MANN KANN NICHT ALLES HABEN
Da steht man nun an der Weggabelung, links die eine Tür, rechts die andere. Eine von beiden genießt den Vorzug, durch beide gleichzeitig lässt sich nicht treten. So ist das nun mal im Leben. Es nennt sich Entscheidung. Wenig förderlich fürs Allgemeinwohl und vor allem auch für einen selbst ist es, eine solche nicht fällen zu können. Der Verzicht der einen Möglichkeit bringt jedoch den Fokus auf die andere. Es entsteht Klarheit, es setzt Progression ein, im Zuge dessen auch Ruhe, Verantwortung und Verlässlichkeit – gerade dann, wenn es heißt, Beziehungen einzugehen oder nicht. Das Spektrum dabei ist breit gefächert – von der freien bis zur fixen. Von der lockeren Liaison bis zur Familiengründung. Menschen wie Tomas, der in Ira Sachs knackigem Beziehungsdrama in völliger Verwirrung alles will, nur nicht nichts, sind Gift für andere, die auf Vertrauen setzen. Leicht wäre zu vermuten, dass dieser Tomas – selbstironisch und mit viel Verständnis für seine Rolle dargeboten von Franz Rogowski, dem besten nuschelnden Schauspieler des deutschsprachigen Raums – das pathologische Portrait eines Borderliners skizziert, denn manche Verhaltensweisen sprechen dafür. Andere wiederum nicht. Irgendwo dazwischen scheint sich dieser Charakter zu befinden, und ein Teil davon unterliegt auch der Selbstsucht.

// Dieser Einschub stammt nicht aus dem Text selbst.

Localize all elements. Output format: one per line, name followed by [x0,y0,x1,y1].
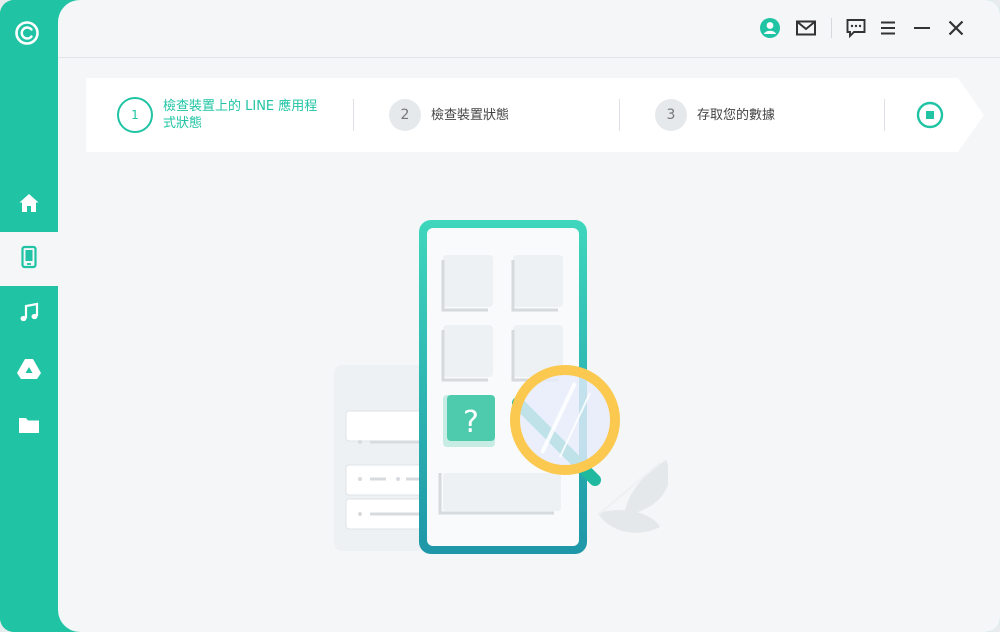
stop-button[interactable] [916,101,944,129]
stop-icon [916,101,944,133]
sidebar [0,0,58,632]
folder-icon [17,413,41,441]
step-2-number: 2 [389,99,421,131]
scanning-illustration: ? [328,215,670,560]
step-1: 1 檢查裝置上的 LINE 應用程式狀態 [117,78,328,152]
sidebar-item-music[interactable] [0,288,58,342]
step-divider [884,99,885,131]
step-2-label: 檢查裝置狀態 [431,107,510,123]
sidebar-item-device[interactable] [0,232,58,286]
sidebar-item-home[interactable] [0,178,58,232]
sidebar-item-folder[interactable] [0,400,58,454]
sidebar-item-drive[interactable] [0,344,58,398]
google-drive-icon [16,357,42,385]
step-1-label: 檢查裝置上的 LINE 應用程式狀態 [163,99,318,131]
step-divider [353,99,354,131]
titlebar-divider [831,18,832,38]
music-note-icon [17,301,41,329]
phone-icon [17,245,41,273]
progress-steps: 1 檢查裝置上的 LINE 應用程式狀態 2 檢查裝置狀態 3 存取您的數據 [86,78,984,152]
home-icon [17,191,41,219]
step-3-label: 存取您的數據 [697,107,776,123]
step-3: 3 存取您的數據 [655,78,775,152]
close-icon[interactable] [944,16,968,40]
minimize-icon[interactable] [910,16,934,40]
step-1-number: 1 [117,97,153,133]
app-window: 1 檢查裝置上的 LINE 應用程式狀態 2 檢查裝置狀態 3 存取您的數據 ? [0,0,1000,632]
app-logo-icon [14,20,40,46]
step-divider [619,99,620,131]
feedback-icon[interactable] [844,16,868,40]
question-mark-text: ? [463,405,479,440]
user-icon[interactable] [758,16,782,40]
mail-icon[interactable] [794,16,818,40]
step-3-number: 3 [655,99,687,131]
title-bar [58,0,1000,58]
main-panel: 1 檢查裝置上的 LINE 應用程式狀態 2 檢查裝置狀態 3 存取您的數據 ? [58,0,1000,632]
menu-icon[interactable] [876,16,900,40]
step-2: 2 檢查裝置狀態 [389,78,509,152]
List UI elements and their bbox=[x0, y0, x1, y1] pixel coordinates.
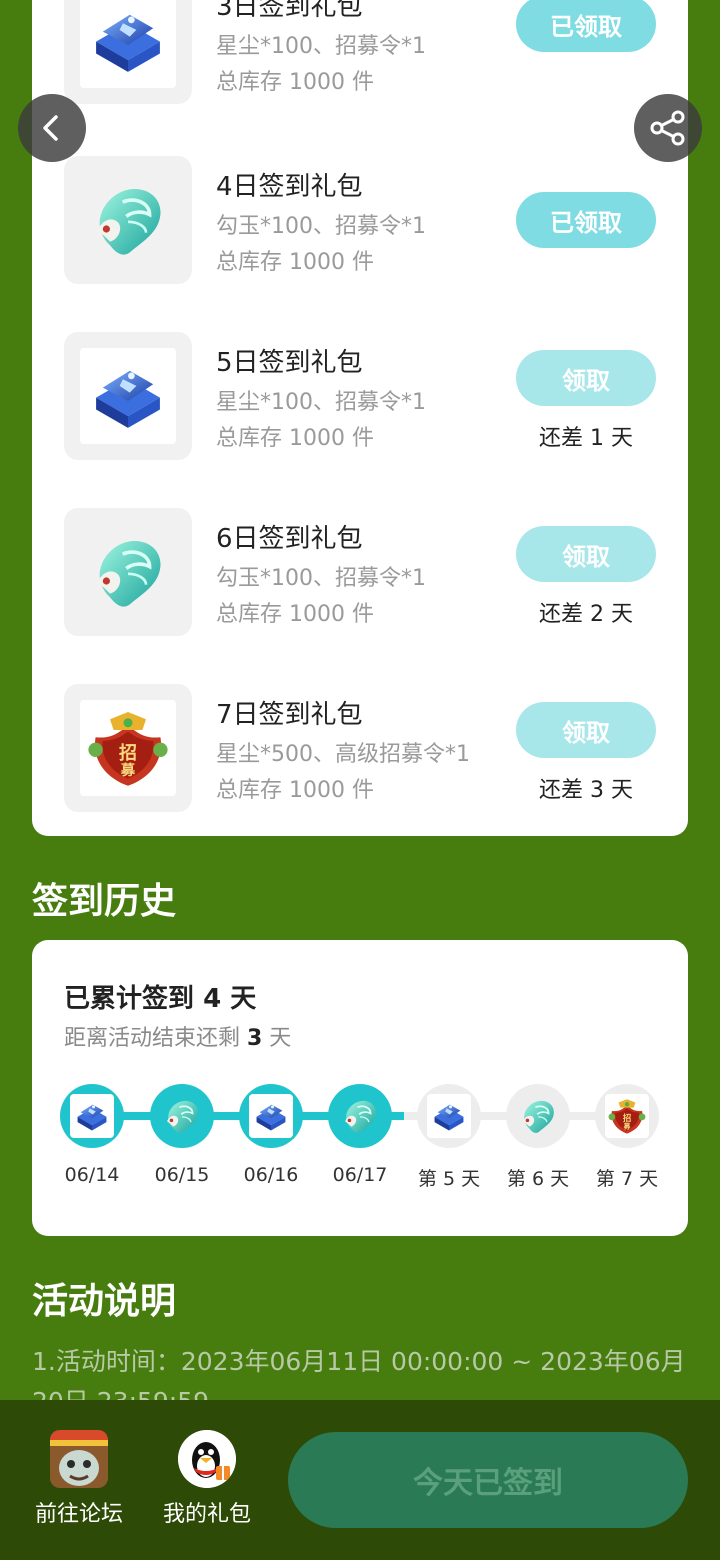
gift-row-day6: 6日签到礼包 勾玉*100、招募令*1 总库存 1000 件 领取 还差 2 天 bbox=[64, 508, 688, 636]
gift-stock: 总库存 1000 件 bbox=[216, 426, 374, 451]
claimed-button[interactable]: 已领取 bbox=[516, 0, 656, 52]
day-label: 第 7 天 bbox=[595, 1168, 659, 1190]
bottom-bar: 前往论坛 我的礼包 今天已签到 bbox=[0, 1400, 720, 1560]
gift-stock: 总库存 1000 件 bbox=[216, 250, 374, 275]
game-avatar-icon bbox=[50, 1430, 108, 1488]
gift-content: 勾玉*100、招募令*1 bbox=[216, 214, 426, 239]
magatama-icon bbox=[516, 1094, 560, 1138]
recruit-badge-icon bbox=[606, 1095, 648, 1137]
recruit-badge-icon bbox=[83, 703, 173, 793]
day-node-7 bbox=[595, 1084, 659, 1148]
stardust-chest-icon bbox=[252, 1097, 290, 1135]
gift-stock: 总库存 1000 件 bbox=[216, 70, 374, 95]
gift-title: 5日签到礼包 bbox=[216, 348, 363, 378]
gift-thumb bbox=[64, 508, 192, 636]
day-label: 06/16 bbox=[243, 1164, 299, 1186]
stardust-chest-icon bbox=[86, 354, 170, 438]
days-remaining-text: 还差 3 天 bbox=[539, 778, 633, 803]
day-label: 第 5 天 bbox=[417, 1168, 481, 1190]
signed-today-button[interactable]: 今天已签到 bbox=[288, 1432, 688, 1528]
gift-stock: 总库存 1000 件 bbox=[216, 602, 374, 627]
days-remaining-text: 还差 1 天 bbox=[539, 426, 633, 451]
my-gifts-label: 我的礼包 bbox=[162, 1502, 251, 1527]
activity-remaining-text: 距离活动结束还剩 3 天 bbox=[64, 1026, 292, 1051]
forum-label: 前往论坛 bbox=[34, 1502, 123, 1527]
stardust-chest-icon bbox=[86, 0, 170, 82]
description-heading: 活动说明 bbox=[32, 1281, 177, 1322]
back-button[interactable] bbox=[18, 94, 86, 162]
day-label: 06/17 bbox=[332, 1164, 388, 1186]
gift-thumb bbox=[64, 0, 192, 104]
gift-title: 4日签到礼包 bbox=[216, 172, 363, 202]
claim-button[interactable]: 领取 bbox=[516, 702, 656, 758]
gift-thumb bbox=[64, 332, 192, 460]
gift-row-day3: 3日签到礼包 星尘*100、招募令*1 总库存 1000 件 已领取 bbox=[64, 0, 688, 104]
forum-link[interactable]: 前往论坛 bbox=[24, 1430, 134, 1528]
day-label: 06/14 bbox=[64, 1164, 120, 1186]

Dieser umtriebige Mann also, haltlos dahintreibend im Strom seiner Bedürfnisse, ist homosexuell (bislang wohlgemerkt) und lebt in einer Ehe mit dem Engländer Martin. Beide sind Künstler, der eine Regisseur, der andere Kunstdrucker. Als Tomas neuer Film seine Takes durchhat und die Crew zum Abtanzen in die Disco geht, trifft der energische Regisseur auf die junge Agathe (Adéle Exarchopoulos) – mit ihr macht dieser sein Workout am Tanzparkett und später auch daheim in ihrem Appartement, während Martin, wohl eher ein Langweiler und viel mehr Hausmann, sich zu gegebener Zeit abseilt. Dieses Abenteuer allerdings wird das Leben aller drei Menschen umkrempeln. Tomas entdeckt seine Heterosexualität, Martin einen anderen Mann, Agathe die Möglichkeit, eine Familie zu gründen. Es hätte prinzipiell jede und jeder seinen Weg gefunden, würde Rogowskis Figur nicht alles gleichzeitig wollen – seinen Ehemann, Agathe und vielleicht sogar Nachwuchs. Doch so funktioniert Vertrauen nicht, Beziehungen schon gar nicht. Denn nur auf das eigene Gefühl zu hören zeugt von impulsivem Egoismus.
Gewürzt mit leidenschaftlichen, wenig zimperlichen Sexszenen, in denen Rogowski ordentlich aufdreht, kredenzt uns Autorenfilmer Ira Sachs (u. a. Married Life, Frankie) eine dysfunktionale Dreiecksgeschichte, deren Rechnung nicht aufgehen kann. Das Ideal der Abhängigkeiten schildert immer noch Tom Tykwer in seinem scharfsinnigen Liebesreigen Drei. Auch so kann es gehen, doch das dort ist fast schon ein evolutionärer Zufall. In Passages ist der Idealfall vielleicht nur in den Filmen von Tomas zu finden, im realen Leben führt der Fluch der Unentschlossenheit in die Hölle der Einsamkeit – genau dorthin, wo Rogowskis Getriebener niemals hinwill. Weit weg von sentimentalem Lebensverdruss und poetischem Weltschmerz bleiben Sachs' Betrachtungen aber dennoch – und das ist gut so. Als Amerikaner, der französisches Kino probiert, geht dieser deutlich hemdsärmeliger an die Sache ran. Hält seine Sozialminiuatur an straff gespannten Zügeln, hat seine Szenen bestens getimt und akkurat geschnitten. Gerade durch diese entrümpelte Erzählweise bahnt sich die Ironie des Schicksals durch die Dimension der Selbstverwirklichung; niemand leidet mehr, als er müsste, und zieht alsbald in pragmatischer Vernunft die Konsequenzen. Das aber tötet nicht die Leidenschaft in einem unterhaltsamen, offenherzigen Film, der große Gefühle nur effizient nutzt und die Qual des Egomanen fast schon als Worst Case-Lehrstück definiert.